Chayes is also deeply committed to public service. Last spring, she welcomed attendees to the Joint California Summit on Generative AI in San Francisco, bringing together leaders from science, industry, policy, and civic life to advance critical conversations about AI. Her conversation with California Governor Gavin Newsom and Stanford Institute for Human-Centered AI’s Fei-Fei Li explored how this transformative technology can help address societal challenges while minimizing risks.

In December, Chayes was named by Governor Newsom to a panel of experts that will help assess generative AI capabilities and potential trajectories by leveraging leading-edge scientific understanding.

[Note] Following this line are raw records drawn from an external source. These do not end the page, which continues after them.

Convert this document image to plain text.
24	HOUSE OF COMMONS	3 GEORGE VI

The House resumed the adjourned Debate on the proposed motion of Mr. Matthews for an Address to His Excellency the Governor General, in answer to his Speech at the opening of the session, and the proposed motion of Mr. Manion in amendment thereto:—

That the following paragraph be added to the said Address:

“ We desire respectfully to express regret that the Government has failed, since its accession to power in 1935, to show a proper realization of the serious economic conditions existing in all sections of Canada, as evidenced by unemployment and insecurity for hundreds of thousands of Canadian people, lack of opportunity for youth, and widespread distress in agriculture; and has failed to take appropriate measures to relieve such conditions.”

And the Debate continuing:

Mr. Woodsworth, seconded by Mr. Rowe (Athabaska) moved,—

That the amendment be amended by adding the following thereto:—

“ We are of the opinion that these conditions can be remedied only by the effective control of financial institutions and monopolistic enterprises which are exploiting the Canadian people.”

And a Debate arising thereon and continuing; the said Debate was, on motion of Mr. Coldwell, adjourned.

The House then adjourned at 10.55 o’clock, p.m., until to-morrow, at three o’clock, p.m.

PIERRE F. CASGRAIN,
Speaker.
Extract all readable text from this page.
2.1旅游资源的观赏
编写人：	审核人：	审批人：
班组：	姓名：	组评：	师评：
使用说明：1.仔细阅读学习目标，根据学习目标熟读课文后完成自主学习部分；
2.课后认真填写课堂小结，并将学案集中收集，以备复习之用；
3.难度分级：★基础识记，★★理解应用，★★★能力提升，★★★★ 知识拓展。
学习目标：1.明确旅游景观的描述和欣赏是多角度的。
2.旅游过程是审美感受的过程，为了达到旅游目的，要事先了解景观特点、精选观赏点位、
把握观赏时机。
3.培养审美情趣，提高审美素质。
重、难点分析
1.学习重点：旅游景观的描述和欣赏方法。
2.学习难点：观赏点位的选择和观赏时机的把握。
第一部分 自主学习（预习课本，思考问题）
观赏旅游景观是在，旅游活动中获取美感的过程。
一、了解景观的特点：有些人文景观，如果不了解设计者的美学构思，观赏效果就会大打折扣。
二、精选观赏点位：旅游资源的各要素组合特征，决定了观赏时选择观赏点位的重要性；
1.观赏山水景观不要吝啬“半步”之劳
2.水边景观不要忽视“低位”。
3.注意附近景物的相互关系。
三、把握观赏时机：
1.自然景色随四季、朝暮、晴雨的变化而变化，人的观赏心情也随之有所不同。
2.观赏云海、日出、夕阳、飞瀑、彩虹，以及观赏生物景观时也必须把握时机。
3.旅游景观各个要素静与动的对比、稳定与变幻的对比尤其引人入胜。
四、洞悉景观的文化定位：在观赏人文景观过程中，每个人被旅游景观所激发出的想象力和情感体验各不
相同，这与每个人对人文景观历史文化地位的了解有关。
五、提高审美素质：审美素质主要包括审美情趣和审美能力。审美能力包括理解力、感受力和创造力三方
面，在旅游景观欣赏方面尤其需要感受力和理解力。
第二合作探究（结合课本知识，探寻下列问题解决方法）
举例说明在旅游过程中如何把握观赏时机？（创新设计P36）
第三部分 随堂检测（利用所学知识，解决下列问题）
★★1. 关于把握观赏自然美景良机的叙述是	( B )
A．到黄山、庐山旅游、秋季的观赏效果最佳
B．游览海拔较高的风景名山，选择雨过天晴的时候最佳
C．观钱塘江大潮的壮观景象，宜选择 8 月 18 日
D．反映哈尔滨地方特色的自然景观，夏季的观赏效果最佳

The working group will inform California policymakers as the state seeks to define practical guardrails for generative AI development while fostering the innovation ecosystem. 

“This new working group on AI frontier models aims to help inform state policy that would mitigate potential AI risks while enabling tremendous advancements that would benefit Californians,” said Chayes. “By helping to develop frameworks that enable safe and responsible AI in our state, we can set an example for the U.S. and the world on how best to limit risk while enhancing opportunities.”

In her second term as CDSS dean, Chayes said she is most excited by “opportunities to nurture and create institutional structures that will provide fertile ground for the further development of computing and statistics, and the development of new interdisciplinary fields to accelerate solutions to the world’s most urgent problems.”

Pamela Samuelson, Berkeley Law professor and director of the Berkeley Center for Law and Technology, has been an active participant in this interdisciplinary work. “Under Jennifer Chayes’ inspirational leadership, many scholars on the Berkeley campus representing a range of disciplines and research that use data science tools have joined together with CDSS scholars,” said Samuelson. “We have also connected those who are concerned with the societal impacts of data and computer science to offer cross-disciplinary perspectives on how the public interest can best be served by advances in these fields.”

Chayes believes this to be an important and lasting CDSS contribution. “The college can actively encourage and form collaborations across disciplines by bringing together domain experts with faculty in computing and statistics to develop new domain-specific quantitative solutions to societal challenges,” said Chayes. “We are also bringing qualitative scholars into deep conversation and iteration with quantitative scholars.” 

“This should become an essential component to the process of developing technical solutions. We must ensure the solutions we are creating are imbued with the diversity of knowledge and perspectives – and the values – of the society we collectively aspire to build.”